The Capitals signed their second restricted free agent of the summer on Wednesday when defenseman Jeff Schultz agreed to a four-year, $11 million contract.

The 24-year-old led the entire NHL in plus-minus rating last season. He was on the ice for 50 more goals scored for Washington than against. Only Mike Green and Tom Poti saw more ice time than Schultz (19 minutes, 43 seconds) on the Caps blueline. He even registered a career high 23 points with three goals and 20 assists. The deal runs through 2014.

“It does take away one year of [unrestricted free agency],” Schultz said. “But I’m happy with what the numbers were and was willing to give up that one year.” 

All of this comes just nine months after the 6-foot-6, 221-pounder was a healthy scratch on Opening Night against Boston. But he was quickly back in the lineup and became a key piece on a team that posted the NHL’s best record. Schultz had filed for salary arbitration on Monday, but it didn’t take long for the two sides to come together. Avoiding the dreaded arbitration process – where you get to hear your bosses say bad things about you for a few hours – was a relief, too.

“I saw salary arbitration as kind of a precautionary measure in case something didn’t get done so we weren’t left with nothing,” Schultz said. “I’m real happy we were able to get a deal done before that happened.”

The salary-cap hit for Schultz will be $2.75 million per year. That’s a big jump from his $715,000 salary in 2009-10. Washington still has two key restricted free agents to sign in forwards Tomas Fleischmann (23 goals) and Eric Fehr (21 goals) and about $10.8 million left in salary-cap space. The Caps would then have three remaining roster spots to fill. But general manager George McPhee hasn’t been shy this summer throwing out the names Mathieu Perreault and Marcus Johansson to fill two open center spots internally. So far the organization has shown no inclination to throw cash at free agents they don’t see as a big enough upgrade over what the farm system can produce.

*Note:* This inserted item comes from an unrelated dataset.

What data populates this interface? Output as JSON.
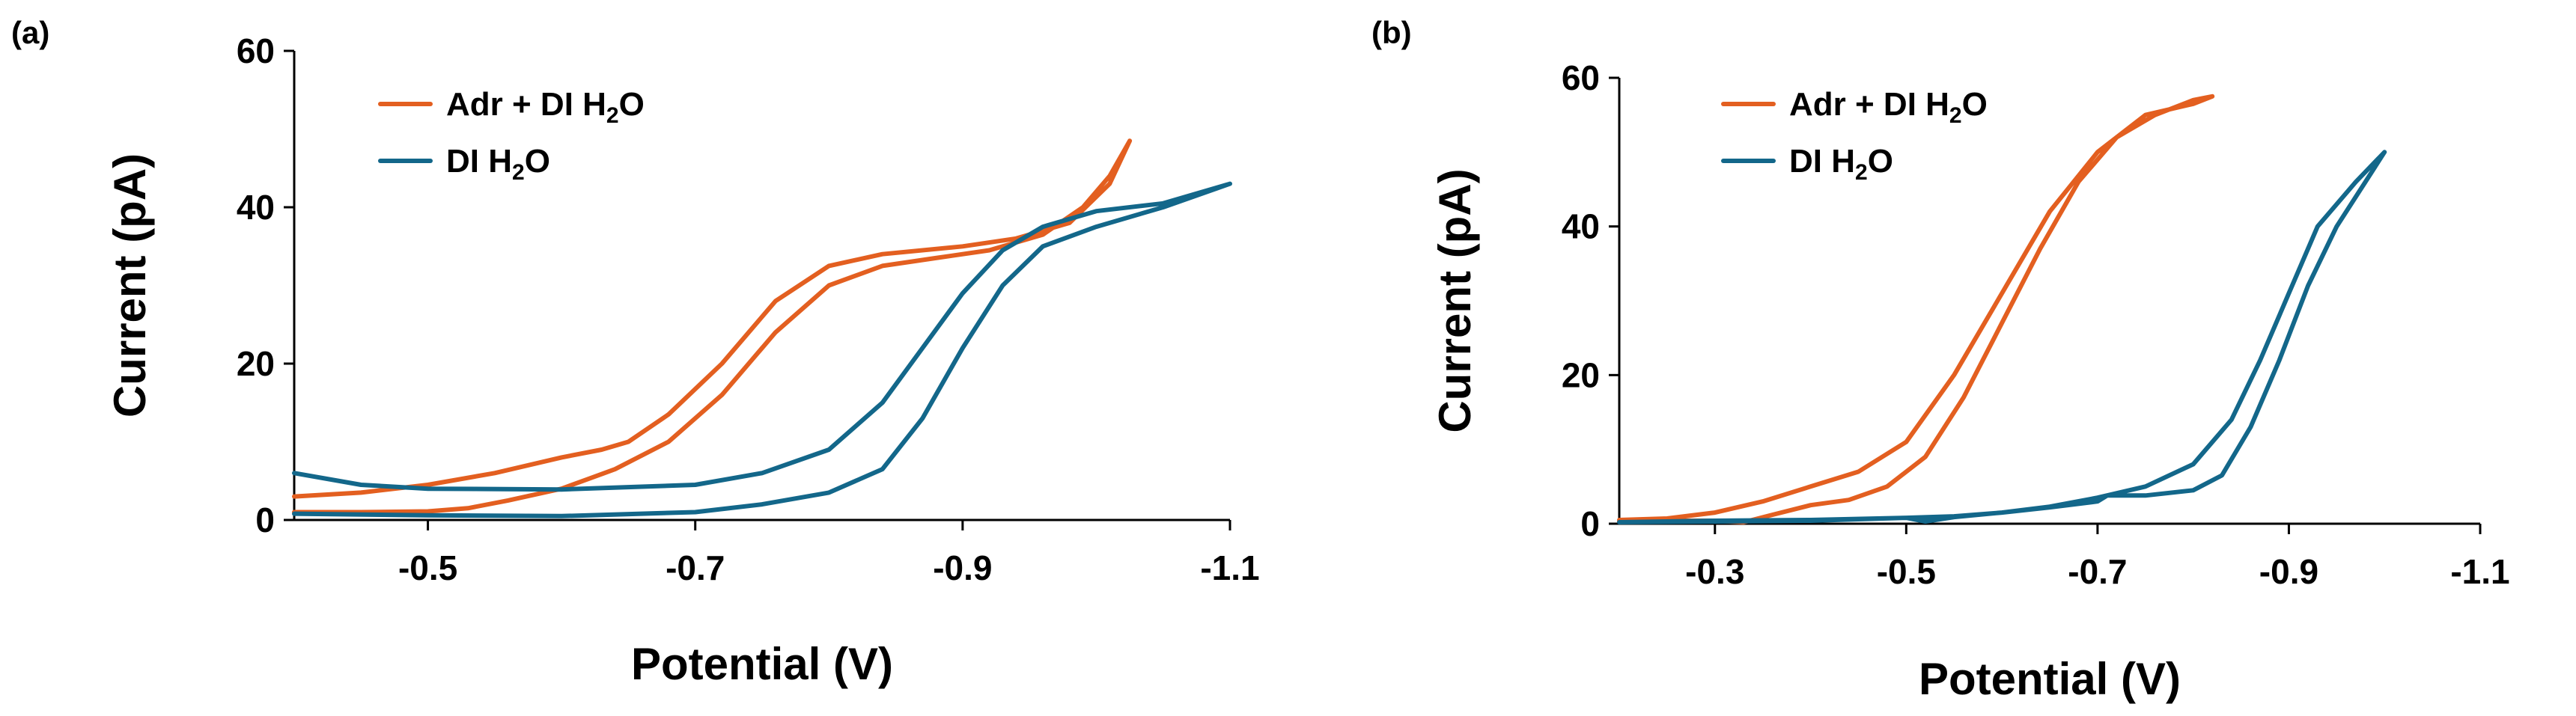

“Kind of hearing what George has said it seems like he’s going with youth this year,” said Schultz, whose friends fill him in on the team’s offseason moves. “They weren’t going to change too much because they were happy with the regular season. The playoffs - I think everybody’s still trying to forget about that. It’s going to be a young team again this year and I think we’re pretty stuck on the team that we have.”